Little has changed with regard to the band's trajectory and approach since forming in 2000, founded by drummer Jamie Saint Merat and guitarist Michael Hoggard. While numerous members were in and out of the band during the early years, the core duo has been joined by Paul Kelland, on vocals and bass, since 2005. The lineup stability and shared vision has contributed toward their momentum building, with each successive release qualitatively topping its predecessor. As such, "Stare Into Death and Be Still" stands in line and proves to be dissonant and discombobulating, a maelstrom of intricate and interesting technical death metal complexity that's built with precision and directed with purpose.
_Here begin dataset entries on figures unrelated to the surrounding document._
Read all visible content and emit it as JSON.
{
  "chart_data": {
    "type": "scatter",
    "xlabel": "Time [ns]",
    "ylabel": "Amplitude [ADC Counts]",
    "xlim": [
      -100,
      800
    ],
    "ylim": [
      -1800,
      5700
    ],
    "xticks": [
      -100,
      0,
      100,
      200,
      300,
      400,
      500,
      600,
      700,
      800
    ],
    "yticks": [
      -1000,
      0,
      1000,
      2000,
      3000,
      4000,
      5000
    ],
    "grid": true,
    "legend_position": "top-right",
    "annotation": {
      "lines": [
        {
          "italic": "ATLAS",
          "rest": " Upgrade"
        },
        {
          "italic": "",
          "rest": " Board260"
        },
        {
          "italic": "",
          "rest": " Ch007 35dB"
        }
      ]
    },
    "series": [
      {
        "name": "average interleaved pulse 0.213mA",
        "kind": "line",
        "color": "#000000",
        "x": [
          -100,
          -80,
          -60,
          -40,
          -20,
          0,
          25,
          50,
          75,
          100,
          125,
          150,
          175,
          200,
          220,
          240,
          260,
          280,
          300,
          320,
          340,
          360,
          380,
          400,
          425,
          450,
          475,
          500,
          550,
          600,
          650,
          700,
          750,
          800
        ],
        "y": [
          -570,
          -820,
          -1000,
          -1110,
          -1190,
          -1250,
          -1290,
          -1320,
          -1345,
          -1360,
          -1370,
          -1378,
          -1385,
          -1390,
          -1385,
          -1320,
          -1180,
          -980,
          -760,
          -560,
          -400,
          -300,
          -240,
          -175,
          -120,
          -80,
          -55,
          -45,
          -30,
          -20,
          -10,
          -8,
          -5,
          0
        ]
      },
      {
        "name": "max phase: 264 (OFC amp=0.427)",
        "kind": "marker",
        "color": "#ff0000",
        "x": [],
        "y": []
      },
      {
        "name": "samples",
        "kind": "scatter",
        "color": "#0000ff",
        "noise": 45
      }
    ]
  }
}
While there is an abundance of nuance involved on this tremendously dynamic release, the paradox is that ULCERATE continues to reap rewards based upon their dichotomous approach. It's a far cry from "good cop/bad cop" simplicity and juxtaposition, though. The more prominent post-metal atmospheric developments lead towards climactic and explosive extreme metal freneticism. "Dissolved Orders", for instance, opens with evocative and calm melancholic portions that might capture the attention of the more adventurous fringe of shoegaze fans, and that's before the song winds toward a monstrous metallic barrage. And mercifully, this approach isn't unreasonably applied in a manner that would render it excessive and formulaic. For example, the inverse of this coarse-calm dichotomy is evident on "There is No Horizon", a track that's abundant with a dense fracas that essentially bookends a trance-inducing and serene midsection.
While the hellish growling and blast-beat battery dives in to punctuate certain melodious and ethereal segments on "Visceral Ends" and elsewhere, the transitions are fluid without losing any impact. Mirroring the manner in which the two sides of this coarse-calm coin complement one another is the dueling instrumental interplay, namely, the riffs and guitar work playfully spar with the equally spry percussive surges on a song like "Drawn Into the Next Void". That tension defines ULCERATE.
The inventive New Zealanders have truly upped the ante with regard to what they're capable of producing. ULCERATE's tried-and-true tools of the trade remain sharp, and they've boldly taken steps to create their most beautiful offering to date: one that doesn't forsake an ounce of their brutality and heft. This release doesn't provide much by way of instant gratification. It's a piece of art that requires patience to fully absorb — from the music to the conceptual focus upon death that reveals the men behind ULCERATE's proverbial masks exposed in a more vulnerable form. "Stare into Death and Be Still" isn't an easy release to consume, but it's rewarding on the deepest and most profound levels for those who are patient enough to allow ULCERATE to work their magic.